Dbag Destination : Antwerp

Since the goal of this site is for you guys to live vicariously through our misadventures, I though I would add a little happiness to your cold and wretched Tuesdays (especially you, weather bitching New Yorkers) by giving you a recap of the lovely weekend Drama Magnet and I spent in Antwerp.

Just two hours away from Paris, Antwerp seemed like a perfect getaway destination to a place where people speak English and cigarette smoking is not a national pastime. En plus, there is a kick-ass Dries van Noten store and a Royal Academy fashion exhibit that was bound to nourish my Instagram feed for about a week.
The city was pretty much everything we expected – clean, pretty, boring in a way that is relaxing for the first day and then starts giving you FOMO anxiety that progressively increases with every passing hour.

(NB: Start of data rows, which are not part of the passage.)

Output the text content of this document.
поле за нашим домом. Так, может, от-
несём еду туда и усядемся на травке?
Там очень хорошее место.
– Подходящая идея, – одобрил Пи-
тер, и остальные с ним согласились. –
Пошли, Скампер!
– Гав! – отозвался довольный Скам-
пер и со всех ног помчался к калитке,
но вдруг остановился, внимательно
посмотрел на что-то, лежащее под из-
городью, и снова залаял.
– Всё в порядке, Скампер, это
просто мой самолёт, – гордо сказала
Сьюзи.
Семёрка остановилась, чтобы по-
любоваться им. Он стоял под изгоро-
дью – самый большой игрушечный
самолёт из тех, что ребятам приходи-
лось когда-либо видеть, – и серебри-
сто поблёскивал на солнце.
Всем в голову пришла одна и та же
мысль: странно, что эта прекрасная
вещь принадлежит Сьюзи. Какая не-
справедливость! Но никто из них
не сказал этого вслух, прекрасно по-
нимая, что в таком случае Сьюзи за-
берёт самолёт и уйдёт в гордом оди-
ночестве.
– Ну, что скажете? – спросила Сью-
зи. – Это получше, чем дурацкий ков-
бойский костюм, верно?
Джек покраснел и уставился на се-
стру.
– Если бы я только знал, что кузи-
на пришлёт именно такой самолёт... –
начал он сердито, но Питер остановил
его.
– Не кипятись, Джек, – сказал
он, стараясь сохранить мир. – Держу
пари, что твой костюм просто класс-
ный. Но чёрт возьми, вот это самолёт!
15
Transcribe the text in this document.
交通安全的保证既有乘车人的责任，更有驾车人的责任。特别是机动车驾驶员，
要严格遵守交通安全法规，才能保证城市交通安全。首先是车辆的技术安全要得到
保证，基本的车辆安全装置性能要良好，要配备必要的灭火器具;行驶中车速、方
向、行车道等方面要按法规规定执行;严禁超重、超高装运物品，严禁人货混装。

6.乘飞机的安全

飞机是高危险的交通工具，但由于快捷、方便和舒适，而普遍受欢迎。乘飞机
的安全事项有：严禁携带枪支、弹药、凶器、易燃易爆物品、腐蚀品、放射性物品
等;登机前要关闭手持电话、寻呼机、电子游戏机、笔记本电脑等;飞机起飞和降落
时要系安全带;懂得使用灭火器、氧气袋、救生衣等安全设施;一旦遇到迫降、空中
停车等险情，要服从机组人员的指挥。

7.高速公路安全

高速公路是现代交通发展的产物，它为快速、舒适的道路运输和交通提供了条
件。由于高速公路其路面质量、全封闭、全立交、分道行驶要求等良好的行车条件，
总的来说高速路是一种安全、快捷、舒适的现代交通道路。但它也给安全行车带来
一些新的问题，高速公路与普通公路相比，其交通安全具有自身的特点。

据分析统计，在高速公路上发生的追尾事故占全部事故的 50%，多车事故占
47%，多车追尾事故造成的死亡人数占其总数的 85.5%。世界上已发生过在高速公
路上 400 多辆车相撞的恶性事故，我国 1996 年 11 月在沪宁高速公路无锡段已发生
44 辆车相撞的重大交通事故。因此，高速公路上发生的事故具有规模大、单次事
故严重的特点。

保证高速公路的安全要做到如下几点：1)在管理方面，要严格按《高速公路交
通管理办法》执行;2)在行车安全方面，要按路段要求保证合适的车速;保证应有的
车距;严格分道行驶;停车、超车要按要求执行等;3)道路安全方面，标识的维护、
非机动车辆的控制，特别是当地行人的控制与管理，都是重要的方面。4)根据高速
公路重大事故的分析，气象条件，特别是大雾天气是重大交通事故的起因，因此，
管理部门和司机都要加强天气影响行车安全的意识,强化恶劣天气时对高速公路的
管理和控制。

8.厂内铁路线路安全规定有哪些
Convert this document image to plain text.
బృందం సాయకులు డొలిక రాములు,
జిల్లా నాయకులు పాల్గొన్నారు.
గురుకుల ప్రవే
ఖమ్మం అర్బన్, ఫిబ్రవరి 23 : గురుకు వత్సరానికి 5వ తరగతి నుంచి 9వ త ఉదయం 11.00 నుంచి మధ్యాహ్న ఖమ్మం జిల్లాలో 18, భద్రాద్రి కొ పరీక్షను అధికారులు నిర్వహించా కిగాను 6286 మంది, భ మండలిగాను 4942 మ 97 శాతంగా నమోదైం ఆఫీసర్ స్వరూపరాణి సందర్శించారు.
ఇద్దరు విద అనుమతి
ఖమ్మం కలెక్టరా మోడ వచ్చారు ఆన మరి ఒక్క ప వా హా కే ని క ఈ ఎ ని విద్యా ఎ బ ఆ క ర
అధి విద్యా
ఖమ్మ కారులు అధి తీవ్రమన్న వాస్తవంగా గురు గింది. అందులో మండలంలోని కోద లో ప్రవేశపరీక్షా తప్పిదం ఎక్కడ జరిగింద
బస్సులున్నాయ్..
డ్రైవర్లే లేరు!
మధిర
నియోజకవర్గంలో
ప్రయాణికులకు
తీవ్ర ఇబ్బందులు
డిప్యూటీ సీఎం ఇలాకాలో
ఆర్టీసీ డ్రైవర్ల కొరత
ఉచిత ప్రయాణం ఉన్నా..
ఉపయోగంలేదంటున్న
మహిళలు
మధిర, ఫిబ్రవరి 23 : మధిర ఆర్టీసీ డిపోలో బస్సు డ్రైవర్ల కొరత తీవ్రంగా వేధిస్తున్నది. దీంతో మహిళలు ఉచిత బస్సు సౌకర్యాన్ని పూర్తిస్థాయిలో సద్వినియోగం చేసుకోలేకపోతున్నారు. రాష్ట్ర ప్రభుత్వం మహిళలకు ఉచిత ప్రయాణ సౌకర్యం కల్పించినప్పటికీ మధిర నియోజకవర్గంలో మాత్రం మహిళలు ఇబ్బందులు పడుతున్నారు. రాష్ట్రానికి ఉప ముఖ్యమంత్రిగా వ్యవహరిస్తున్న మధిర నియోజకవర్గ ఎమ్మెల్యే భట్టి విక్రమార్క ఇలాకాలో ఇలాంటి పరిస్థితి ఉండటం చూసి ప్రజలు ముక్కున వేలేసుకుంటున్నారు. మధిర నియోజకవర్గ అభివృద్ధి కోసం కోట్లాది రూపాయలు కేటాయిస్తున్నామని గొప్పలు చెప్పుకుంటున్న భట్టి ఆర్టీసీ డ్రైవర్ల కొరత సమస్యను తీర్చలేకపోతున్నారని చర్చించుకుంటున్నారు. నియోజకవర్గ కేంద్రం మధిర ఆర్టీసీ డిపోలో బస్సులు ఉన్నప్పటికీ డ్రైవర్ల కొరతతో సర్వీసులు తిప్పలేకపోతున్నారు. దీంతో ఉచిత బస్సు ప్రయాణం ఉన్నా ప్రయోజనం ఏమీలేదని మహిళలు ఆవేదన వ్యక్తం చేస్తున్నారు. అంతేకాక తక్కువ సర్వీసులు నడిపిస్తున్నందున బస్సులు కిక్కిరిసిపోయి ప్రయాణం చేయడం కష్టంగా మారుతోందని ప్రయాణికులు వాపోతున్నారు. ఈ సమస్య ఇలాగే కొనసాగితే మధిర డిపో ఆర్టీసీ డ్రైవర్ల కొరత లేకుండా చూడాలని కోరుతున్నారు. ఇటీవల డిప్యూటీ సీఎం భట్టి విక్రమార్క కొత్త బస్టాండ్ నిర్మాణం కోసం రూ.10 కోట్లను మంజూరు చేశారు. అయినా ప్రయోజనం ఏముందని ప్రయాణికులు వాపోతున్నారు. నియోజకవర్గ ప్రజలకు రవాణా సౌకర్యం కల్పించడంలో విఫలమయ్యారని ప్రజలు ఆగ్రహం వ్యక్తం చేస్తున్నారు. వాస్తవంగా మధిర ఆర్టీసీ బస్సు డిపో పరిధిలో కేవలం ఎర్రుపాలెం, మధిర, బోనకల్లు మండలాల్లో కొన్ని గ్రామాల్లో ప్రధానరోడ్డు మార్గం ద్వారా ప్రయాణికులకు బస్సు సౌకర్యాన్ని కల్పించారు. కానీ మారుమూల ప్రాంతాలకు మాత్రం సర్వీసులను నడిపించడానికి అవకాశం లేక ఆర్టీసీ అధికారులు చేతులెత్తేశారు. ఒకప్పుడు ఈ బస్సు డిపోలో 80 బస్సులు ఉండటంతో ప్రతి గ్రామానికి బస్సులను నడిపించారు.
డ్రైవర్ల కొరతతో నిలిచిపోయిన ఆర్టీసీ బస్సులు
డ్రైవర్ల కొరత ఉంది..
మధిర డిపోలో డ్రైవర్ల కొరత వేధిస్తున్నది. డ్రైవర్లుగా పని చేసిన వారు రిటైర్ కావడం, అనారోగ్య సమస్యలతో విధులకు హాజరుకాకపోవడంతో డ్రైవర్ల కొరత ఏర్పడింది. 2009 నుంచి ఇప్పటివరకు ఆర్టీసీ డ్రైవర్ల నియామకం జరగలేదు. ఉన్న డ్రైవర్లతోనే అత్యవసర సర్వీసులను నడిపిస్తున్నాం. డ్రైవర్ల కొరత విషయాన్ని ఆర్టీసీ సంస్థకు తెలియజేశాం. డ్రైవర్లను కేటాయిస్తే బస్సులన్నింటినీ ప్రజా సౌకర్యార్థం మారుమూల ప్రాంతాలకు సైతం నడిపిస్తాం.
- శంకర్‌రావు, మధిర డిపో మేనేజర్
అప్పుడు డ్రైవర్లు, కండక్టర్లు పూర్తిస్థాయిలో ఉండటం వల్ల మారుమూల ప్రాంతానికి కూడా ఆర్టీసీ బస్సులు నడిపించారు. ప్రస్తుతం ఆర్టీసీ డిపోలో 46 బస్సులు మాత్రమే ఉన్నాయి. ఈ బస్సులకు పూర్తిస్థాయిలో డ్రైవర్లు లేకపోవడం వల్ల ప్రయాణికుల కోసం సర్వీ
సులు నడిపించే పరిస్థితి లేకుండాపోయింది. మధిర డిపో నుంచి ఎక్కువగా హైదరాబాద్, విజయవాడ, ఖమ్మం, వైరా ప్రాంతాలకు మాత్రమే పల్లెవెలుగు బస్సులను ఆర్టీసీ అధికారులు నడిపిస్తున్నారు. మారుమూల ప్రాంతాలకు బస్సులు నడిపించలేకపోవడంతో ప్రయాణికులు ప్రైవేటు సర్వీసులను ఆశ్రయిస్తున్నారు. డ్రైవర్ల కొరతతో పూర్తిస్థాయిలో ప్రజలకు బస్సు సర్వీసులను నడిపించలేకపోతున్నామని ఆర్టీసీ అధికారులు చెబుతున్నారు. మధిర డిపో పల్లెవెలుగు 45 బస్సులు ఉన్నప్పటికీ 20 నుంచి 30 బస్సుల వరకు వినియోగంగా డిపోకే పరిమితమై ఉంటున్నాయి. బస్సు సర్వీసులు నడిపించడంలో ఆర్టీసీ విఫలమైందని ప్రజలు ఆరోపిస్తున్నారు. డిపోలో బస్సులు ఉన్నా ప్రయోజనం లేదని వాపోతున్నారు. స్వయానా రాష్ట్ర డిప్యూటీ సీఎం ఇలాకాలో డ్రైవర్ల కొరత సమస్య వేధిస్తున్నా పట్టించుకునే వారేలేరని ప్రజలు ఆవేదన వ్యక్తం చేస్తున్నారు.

Saturday was spent searching for obscure hole-in the-wall concept stores and practically starving to death because Drama Magnet does not like anything to get between her and shopping. After a power nap for an evening that would require absolutely no extra power, we headed to dinner at a tiny seafood restaurant jam-packed with chummy couples who stared at us as though we were some sort of alien-prostitute hybrid that had invaded their planet.
The pinnacle of this stupendously fun night came when we decided to test our fate at Korsakov, a spot recommended to us as the crème de la crème of Antwerp bar scene. In an attempt to yield some sort of working material for all of you, dear readers, I struck up a conversation with a group of gentlemen in nearest proximity of me. Although it was pretty clear that they fell closer to my parents age bracket than my own, we quickly began the giant waste of time that is the Age Guessing Game – I tell you mine and you tell me yours. I politely guessed a flattering 35 to his actual 40, to which he responded by estimating me at 29 (I am 27 minus 1 week). However, he quickly distracted me by telling me the next best thing every woman wants to hear: he happened to have four children, all with the same woman, however they had never been married. 
At this point TDM realized that my conversation was far more interesting than her own, and quickly jumped in with all the right questions. She asked him details about the kids, the wife that never was, the reason he had never sealed the deal. All his responses were completely ambiguous and basically came down to him never accepting responsibility for his magical sperm that had somehow spurred four living beings. As for the woman who had given birth to them, you might as well think that she had stolen said magic potion and self-implanted it, thats how poorly he spoke of her.
Soon after, TDM gave up andimmersed herself into a budding Tinder relationship, denouncing all the remaining men at the bar as too “thin-lipped” for her liking (this is a concept I didn’t know existed until recently, but appears to be a pretty big issue for her). I managed to spill my drink, which inadvertently integrated the barman into our discourse. At a juvenile twenty-four, he appeared to be as much of a catch as the AARP set, with absolutely no interests in life besides expanding his tattoo sleeves, and seeing how long he could go without a shower. Needless to say, our night ended around 1am in the comfort of our minuscule hotel room. 
On Sunday Antwerp reached another level of dead, which allowed us to eat our way to the city, occasionally sprinkling in cultural activities for good measure. The extensive time we spent in restaurants allowed The Drama Magnet to accelerate her Tinder friendship. I felt like a full participant of their budding relationship, an adopted child of sort, until he suddenly sprung a little surprise on her. It turned out that Mr. Tinder Dream Man (thick lips n all) already had two children of his. The girls were four years apart, however he had never married the mother.
On the train back to Paris, we pondered over this new predicament of the Never-Married-Father. Was it simply a right of passage we had to deal with now that we were not 22 anymore, our fishing pond dwindling with each passing year, occasionally boosted only by the leftovers of failed marriages and domestic unions? Or is it simply Europe, with its augmenting disregard towards the institution of marriage, proliferated by the image of the free-spirited feminist à la Vanessa Paradis? 
And what happens if you do fall in love with somebody who has lived a real life before you, and who’s values are so vastly different from what your own? Even if he does eventually flex in the way that allows you to don your dream Marchesa, you will never be able to share those scared shitless moments of being first-time parents that make the person next to you not just the father of your child, but also your Life Partner. 
I want to hear YOUR opinions guys! Tell me if I am being idealistic, over-analytical, or if I am actually on to something. In fact, lets take a poll in the comments section! 
a) You’re dreaming, sista.
b) Stop thinking about it! Whatever happens, happens.
c) Hellz to the no am I playing stepmommy! Kids are enough of a pain in the ass when they are your own.